Jo’burg: A Tale of Two Cities
Ask Gauteng premier David Makhura or Johannesburg mayor Parks Tau, and they will speak of “a world-class African city”. And it makes sense — with all due respect to Abuja and Lagos, Johannesburg is where the heart of the African economy beats.

Sam Ncube in front of the second building we visited as part of our investigation into abandoned buildings in Johannesburg CBD.
Any Jo’burger would easily tell you which neighbourhoods to avoid. However, sheltered naivety ignores a fundamental truth: poverty and crime is no longer only associated with certain suburbs; it has spread and sits on the doorstep of wealth.
It was time that I stared into the abyss.
First National Bank’s headquarters, Bank City, in the Johannesburg CBD, is the home of multibillion-rand wealth. Within a few paces is South Africa’s second-oldest insurance company, Mutual and Federal. Wedged between these Leviathans of corporate wealth towers is a building where no window seems to be intact.
As you walk into this building, past the piercing glances of the security guard posted behind the heavy security gates, and as you ascend the dark stairwell, a stark realisation hits you between the eyes: in the shadow of Bank City is a completely different and alien world.
From the second floor wrap-around balcony, overlooking the apartment building’s courtyard, you are greeted with the sound of an open tap and water hitting the hollow interior of a large plastic container, the smell of old sewage, refuse and the sight of a queue of people waiting for their 25-litre plastic containers to be filled.

(Left) A line of 25 litre containers as people fill up on their water supply for the day. (Right) The view of the courtyard, littered with rubble and sewage.
My guide through this maze of abandoned buildings in Johannesburg’s CBD is Sam Ncube. He confirms that up to 2000 people live in this building alone, where each unit or flat has many individuals and/or families sharing the space.
“You don’t rent a flat, you rent a room here,” he tells me.
Rose (not her real name) has been living in the building for 30 years. Like Sam, Rose confirms that the trouble started in 2005 when the erstwhile owners started charging electricity separately from the monthly rental.
“I used to pay R1800 a month for rent and electricity was included in the amount. In about 2005 they started charging for electricity separately and then we were charged between R700-800 a month for electricity. The people revolted, stopped paying and the owners disappeared,” Sam recounts.
Soon after the water supply was also cut. It was reconnected so that one single tap worked throughout the building.
By March 2006, an unnamed white man, spoken of as though he is a phantom of sorts—Rose calls him Van Der Boss—flanked by burly Nigerians, told the residents of the building that they were looking after the interests of the owners and that they would now collect rent.
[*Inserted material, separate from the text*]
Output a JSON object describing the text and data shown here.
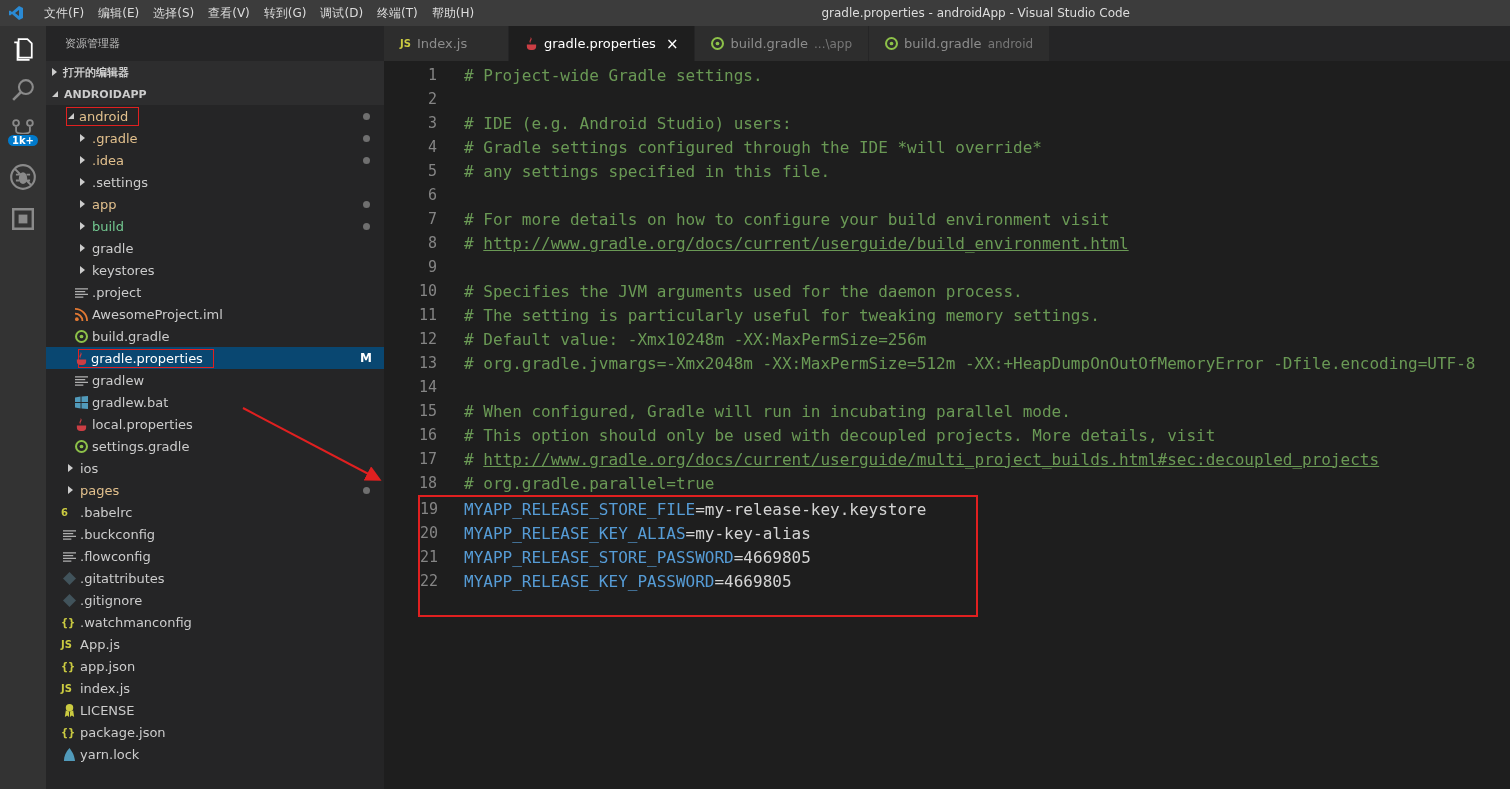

Clement Nduku, another of the building’s residents, explains how rent is collected: “They come late at night. They lock the security gate downstairs and then the Nigerian security guards knock on each flat door to collect rent, in cash, R500 per room.”
It is dark, with no electricity in the entire building; the courtyard is covered in sewage and rubble, one tap supplies water to the entire building and the toilets do not flush—and yet these people have to pay R500 a month. Per room!
It’s either this, or living on the streets.
Sam takes me to another building, less than a kilometre away from artistic centre of the city, the Maboneng precinct. Here the building has been stripped of all its doorframes, windows and is now a hollow, dark shell of brick and mortar.
I follow him into the building. A cold chill runs through me as I realise that the four scruffy looking informal recyclers he introduces me to all have needles sticking from their arms. It hits me: this is actually very dangerous!
Themba (not his real name) has lived like this for almost two years.
“We recycle cardboard boxes, plastic bottles and plastic for money,” he tells me as I fail to move my gaze from his arm, with the needle sticking out of it. I ask him what he is injecting into his arm. With no change in tone, he replies: “Oh, it’s heroin.”
“A hit costs R20, I spend R200-300 day on heroin,” he tells me. That’s up to R9000 a month—twice the amount the Economic Freedom Fighters have suggested as a monthly national minimum wage.
I wanted to ask so much more of Themba, like has he ever mugged anyone to satisfy a fix? All he told me was that drugs led him here, but what else could he tell me?
I was standing in the wolves’ den and needed to get out of there for my own safety. I had seen so much, but I have not even scratched the surface.
As a member of the Society of St Vincent De Paul and as a media practitioner, I thought I knew it all.
If there has ever been a story that humbled me and my perspective, it was this one.
Do we know what happens behind the curtain of poverty’s oppression?